One-Bit Phase Retrieval: Optimal Rates and Efficient Algorithms
Junren Chen, Ming Yuan
TL;DR
This work establishes tight information-theoretic limits and near-optimal algorithms for 1-bit phase retrieval with Gaussian measurements, recovering arbitrary signals in an annulus and k-sparse signals with rates matching known 1-bit compressed sensing bounds up to log factors. It introduces the phaseless hyperplane tessellation framework to analyze recovery and proves that constrained Hamming distance minimization achieves the optimal rates, while practical gradient-based methods with spectral initialization (GD-1bPR, BIHT-1bSPR) attain near-optimal error with near-linear convergence under feasible sample complexities. A key technical tool, PLL-AIC, ensures convergence of the proposed methods, and Gaussian matrices are shown to respect PLL-AIC, enabling rigorous guarantees.
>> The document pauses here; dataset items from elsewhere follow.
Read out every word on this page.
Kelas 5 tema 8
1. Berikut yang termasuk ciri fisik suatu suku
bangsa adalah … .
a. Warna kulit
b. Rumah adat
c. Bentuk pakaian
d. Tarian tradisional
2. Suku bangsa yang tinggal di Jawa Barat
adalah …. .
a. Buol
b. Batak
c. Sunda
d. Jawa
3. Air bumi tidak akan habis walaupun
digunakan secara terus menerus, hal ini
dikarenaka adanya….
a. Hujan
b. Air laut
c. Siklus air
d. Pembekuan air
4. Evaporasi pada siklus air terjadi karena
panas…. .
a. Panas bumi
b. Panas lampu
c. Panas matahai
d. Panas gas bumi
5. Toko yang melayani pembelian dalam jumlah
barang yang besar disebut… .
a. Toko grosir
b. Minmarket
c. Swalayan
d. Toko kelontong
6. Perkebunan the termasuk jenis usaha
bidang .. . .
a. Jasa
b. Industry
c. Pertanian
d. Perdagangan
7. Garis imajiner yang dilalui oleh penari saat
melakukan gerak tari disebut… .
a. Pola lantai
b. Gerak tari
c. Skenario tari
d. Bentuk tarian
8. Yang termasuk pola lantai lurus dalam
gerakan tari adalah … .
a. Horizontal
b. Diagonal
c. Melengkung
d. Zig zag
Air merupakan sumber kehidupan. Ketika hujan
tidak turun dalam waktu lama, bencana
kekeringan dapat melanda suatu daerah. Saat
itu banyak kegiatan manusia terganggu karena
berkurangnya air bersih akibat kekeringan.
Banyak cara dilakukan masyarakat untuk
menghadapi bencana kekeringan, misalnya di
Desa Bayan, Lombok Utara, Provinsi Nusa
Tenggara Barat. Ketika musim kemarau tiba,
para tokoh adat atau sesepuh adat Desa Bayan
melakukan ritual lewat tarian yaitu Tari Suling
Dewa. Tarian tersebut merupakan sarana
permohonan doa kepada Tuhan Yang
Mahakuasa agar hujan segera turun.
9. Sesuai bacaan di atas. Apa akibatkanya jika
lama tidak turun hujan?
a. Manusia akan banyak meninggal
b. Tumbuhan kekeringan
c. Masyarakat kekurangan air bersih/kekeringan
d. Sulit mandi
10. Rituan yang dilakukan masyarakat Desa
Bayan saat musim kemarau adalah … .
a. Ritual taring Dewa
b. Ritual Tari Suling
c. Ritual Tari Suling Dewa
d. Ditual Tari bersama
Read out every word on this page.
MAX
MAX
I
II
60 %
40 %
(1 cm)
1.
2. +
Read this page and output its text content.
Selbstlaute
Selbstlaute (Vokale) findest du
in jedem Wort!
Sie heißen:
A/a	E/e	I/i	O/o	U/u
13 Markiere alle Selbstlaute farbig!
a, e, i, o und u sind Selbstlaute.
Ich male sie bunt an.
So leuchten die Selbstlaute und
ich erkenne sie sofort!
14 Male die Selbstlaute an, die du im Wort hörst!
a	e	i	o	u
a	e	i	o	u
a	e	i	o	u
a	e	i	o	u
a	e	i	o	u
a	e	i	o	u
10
Spectral initializations, large- and small-distance regime analyses, and comparisons with 1-bit compressed sensing underpin the theoretical contributions, which are validated through comprehensive numerical experiments, including 1-bit phase retrieval with coded diffraction patterns on real images. The results highlight that phase information is non-essential for 1-bit compressed sensing in this phaseless setting and provide actionable algorithms with provable performance bounds, informing design of quantized sensing systems.
Abstract
In this paper, we study the sample complexity and develop efficient optimal algorithms for 1-bit phase retrieval: recovering a signal $\mathbf{x}\in\mathbb{R}^n$ from $m$ phaseless bits $\{\mathrm{sign}(|\mathbf{a}_i^\top\mathbf{x}|-τ)\}_{i=1}^m$ generated by standard Gaussian $\mathbf{a}_i$s. By investigating a phaseless version of random hyperplane tessellation, we show that (constrained) hamming distance minimization uniformly recovers all unstructured signals with Euclidean norm bounded away from zero and infinity to the error $\mathcal{O}((n/m)\log(m/n))$, and $\mathcal{O}((k/m)\log(mn/k^2))$ when restricting to $k$-sparse signals. Both error rates are shown to be information-theoretically optimal, up to a logarithmic factor. Intriguingly, the optimal rate for sparse recovery matches that of 1-bit compressed sensing, suggesting that the phase information is non-essential for 1-bit compressed sensing. We also develop efficient algorithms for 1-bit (sparse) phase retrieval that can achieve these error rates. Specifically, we prove that (thresholded) gradient descent with respect to the one-sided $\ell_1$-loss, when initialized via spectral methods, converges linearly and attains the near optimal reconstruction error, with sample complexity $\mathcal{O}(n)$ for unstructured signals and $\mathcal{O}(k^2\log(n)\log^2(m/k))$ for $k$-sparse signals. Our proof is based upon the observation that a certain local (restricted) approximate invertibility condition is respected by Gaussian measurements. Our results establish the major findings of (memoryless) 1-bit compressed sensing in a phaseless setting.